While the rule was proposed well before Sept. 11, Lester Crawford, FDA deputy commissioner, released a prepared statement saying, "The terrorist attacks of last fall underscored the acute need for this regulation. [This] action will help make certain that essential new pharmaceutical products are available much sooner - those products that because of the very nature of what they are designed to treat cannot be safely or ethically tested for effectiveness in humans."
But Sidney Wolfe, a spokesman for the Washington-based consumer advocacy group Public Citizen, was a little skeptical about the rule.

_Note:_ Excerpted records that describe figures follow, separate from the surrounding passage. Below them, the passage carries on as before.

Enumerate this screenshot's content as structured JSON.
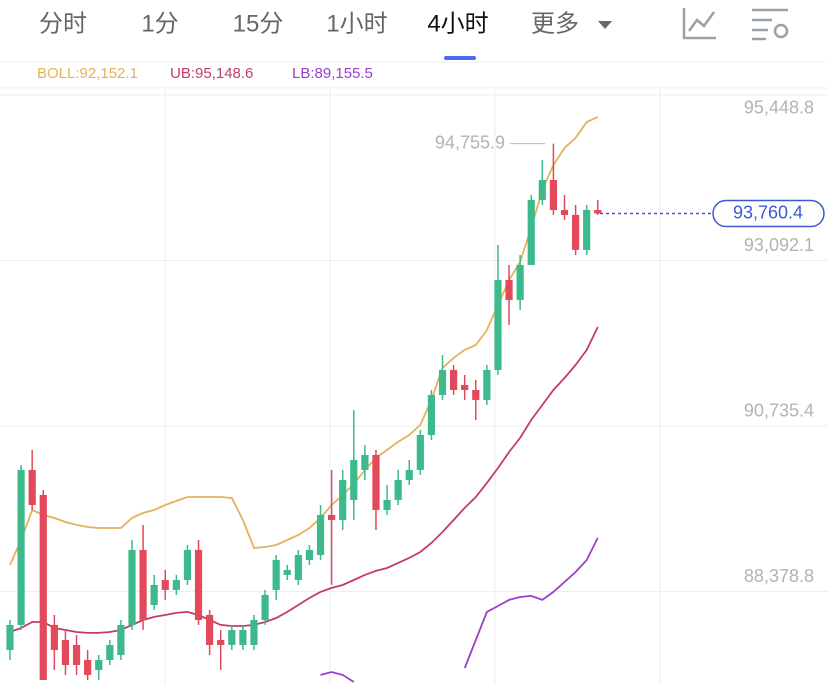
{
  "tabs": [
    "分时",
    "1分",
    "15分",
    "1小时",
    "4小时",
    "更多"
  ],
  "active_tab": 4,
  "chart_data": {
    "type": "candlestick",
    "legend": [
      {
        "label": "BOLL:92,152.1",
        "color": "#e3b25a"
      },
      {
        "label": "UB:95,148.6",
        "color": "#c63a6a"
      },
      {
        "label": "LB:89,155.5",
        "color": "#9a3fcc"
      }
    ],
    "up_color": "#3cba8c",
    "down_color": "#e2495a",
    "ylim": [
      87061,
      95548
    ],
    "yticks": [
      {
        "value": 95448.8,
        "label": "95,448.8"
      },
      {
        "value": 93092.1,
        "label": "93,092.1"
      },
      {
        "value": 90735.4,
        "label": "90,735.4"
      },
      {
        "value": 88378.8,
        "label": "88,378.8"
      }
    ],
    "grid": true,
    "open": [
      87546,
      87902,
      90109,
      89753,
      87902,
      87688,
      87617,
      87403,
      87261,
      87403,
      87474,
      87902,
      88970,
      88186,
      88542,
      88400,
      88542,
      88970,
      88044,
      87688,
      87617,
      87617,
      87617,
      87973,
      88400,
      88614,
      88542,
      88827,
      88898,
      89468,
      89397,
      89682,
      90109,
      90322,
      89539,
      89682,
      89966,
      90109,
      90607,
      91177,
      91533,
      91319,
      91248,
      91106,
      91533,
      92814,
      92530,
      93028,
      93954,
      94238,
      93811,
      93740,
      93242,
      93811
    ],
    "high": [
      87973,
      90180,
      90394,
      89824,
      88044,
      87830,
      87759,
      87546,
      87474,
      87688,
      87973,
      89112,
      89326,
      88614,
      88685,
      88614,
      89041,
      89112,
      88115,
      87830,
      87902,
      87902,
      88044,
      88400,
      88898,
      88756,
      88970,
      89041,
      89610,
      90109,
      90109,
      90963,
      90465,
      90394,
      89895,
      90109,
      90251,
      90678,
      91248,
      91746,
      91604,
      91462,
      91390,
      91604,
      93313,
      93028,
      93170,
      94025,
      94523,
      94755.9,
      94025,
      93882,
      93882,
      93954
    ],
    "low": [
      87403,
      87830,
      89539,
      87118,
      87261,
      87190,
      87190,
      87118,
      87118,
      87332,
      87403,
      87830,
      87830,
      88115,
      88258,
      88329,
      88471,
      87902,
      87474,
      87261,
      87546,
      87546,
      87546,
      87902,
      88258,
      88542,
      88471,
      88756,
      88827,
      88471,
      89254,
      89397,
      89966,
      89254,
      89468,
      89610,
      89895,
      90038,
      90536,
      91106,
      91177,
      91106,
      90821,
      91034,
      91462,
      92174,
      92387,
      93028,
      93882,
      93740,
      93669,
      93170,
      93170,
      93740
    ],
    "close": [
      87902,
      90109,
      89610,
      87118,
      87546,
      87332,
      87332,
      87190,
      87403,
      87617,
      87902,
      88970,
      87973,
      88471,
      88400,
      88542,
      88970,
      87973,
      87617,
      87617,
      87830,
      87830,
      87973,
      88329,
      88827,
      88685,
      88898,
      88970,
      89468,
      89397,
      89966,
      90251,
      90322,
      89539,
      89682,
      89966,
      90109,
      90607,
      91177,
      91533,
      91248,
      91248,
      91106,
      91533,
      92814,
      92530,
      93028,
      93954,
      94238,
      93811,
      93740,
      93242,
      93811,
      93760.4
    ],
    "lines": [
      {
        "color": "#e3b25a",
        "values": [
          88756,
          89112,
          89539,
          89468,
          89425,
          89368,
          89326,
          89297,
          89283,
          89283,
          89283,
          89425,
          89497,
          89539,
          89610,
          89667,
          89724,
          89724,
          89724,
          89724,
          89710,
          89397,
          88998,
          89012,
          89041,
          89112,
          89183,
          89283,
          89425,
          89610,
          89753,
          89909,
          90109,
          90280,
          90394,
          90508,
          90607,
          90750,
          91106,
          91561,
          91704,
          91818,
          91889,
          92102,
          92458,
          92814,
          93071,
          93555,
          94096,
          94452,
          94694,
          94837,
          95064,
          95136
        ]
      },
      {
        "color": "#c63a6a",
        "values": [
          87802,
          87859,
          87944,
          87944,
          87859,
          87830,
          87802,
          87788,
          87788,
          87802,
          87830,
          87902,
          87973,
          88016,
          88044,
          88073,
          88087,
          88044,
          87973,
          87902,
          87887,
          87887,
          87902,
          87944,
          88001,
          88087,
          88186,
          88286,
          88372,
          88429,
          88471,
          88542,
          88614,
          88671,
          88713,
          88785,
          88856,
          88941,
          89069,
          89226,
          89397,
          89568,
          89724,
          89924,
          90137,
          90365,
          90565,
          90821,
          91034,
          91248,
          91419,
          91604,
          91818,
          92145
        ]
      },
      {
        "color": "#9a3fcc",
        "values": [
          null,
          null,
          null,
          null,
          null,
          null,
          null,
          null,
          null,
          null,
          null,
          null,
          null,
          null,
          null,
          null,
          null,
          null,
          null,
          null,
          null,
          null,
          null,
          null,
          null,
          null,
          null,
          null,
          87190,
          87232,
          87190,
          87090,
          null,
          null,
          null,
          null,
          null,
          null,
          null,
          null,
          null,
          87289,
          87688,
          88087,
          88172,
          88258,
          88300,
          88315,
          88258,
          88372,
          88514,
          88656,
          88827,
          89141
        ]
      }
    ],
    "high_label": {
      "value": 94755.9,
      "label": "94,755.9"
    },
    "current_price": {
      "value": 93760.4,
      "label": "93,760.4"
    },
    "current_color": "#3a5bd0"
  }
}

"The rule is obviously a good idea for all practical purposes. If you read the rule, it appears to be tightly drawn and restricted to the appropriate circumstances, but unfortunately, 10 years ago the FDA put up a regulation for fast-track drugs that were supposed to be for life-threatening circumstances that promised some therapeutic breakthrough," Wolfe told BioWorld Today. "That rule has been widely abused. A number of drugs that are not remotely a therapeutic breakthrough have been put on the fast track. The boundaries of what should have been done and what was done have been blurred and I'm very concerned the same thing might happen here."
Jeff Trewhitt, spokesman for PhRMA, countered that the industry doesn't think the fast-track designation has been abused. "All I can say is, Sidney Wolfe has never passed up an opportunity to criticize the drug approval process, the pharmaceutical industry or the FDA - and this is no different."
Wolfe said Bayer AG's Cipro was approved under a regulation that also allowed clearance without proof of efficacy.
Indeed, Woodcock said the regulation that cleared Cipro permitted approval based on a human surrogate endpoint. "That means, it didn't show that people lived. We use tests like that for AIDS. The company doesn't have to show that the drug improves survival, but they have to show that it decreases the virus," Woodcock said. "Usually, the company will do tests later [after approval] that show that the drug really improves outcome. So this would be similar - that is, if there is an event involving bioterrorism, then the company has to do follow-up to try and determine that the drug worked as expected."
The complete rule was posted in the Federal Register Friday.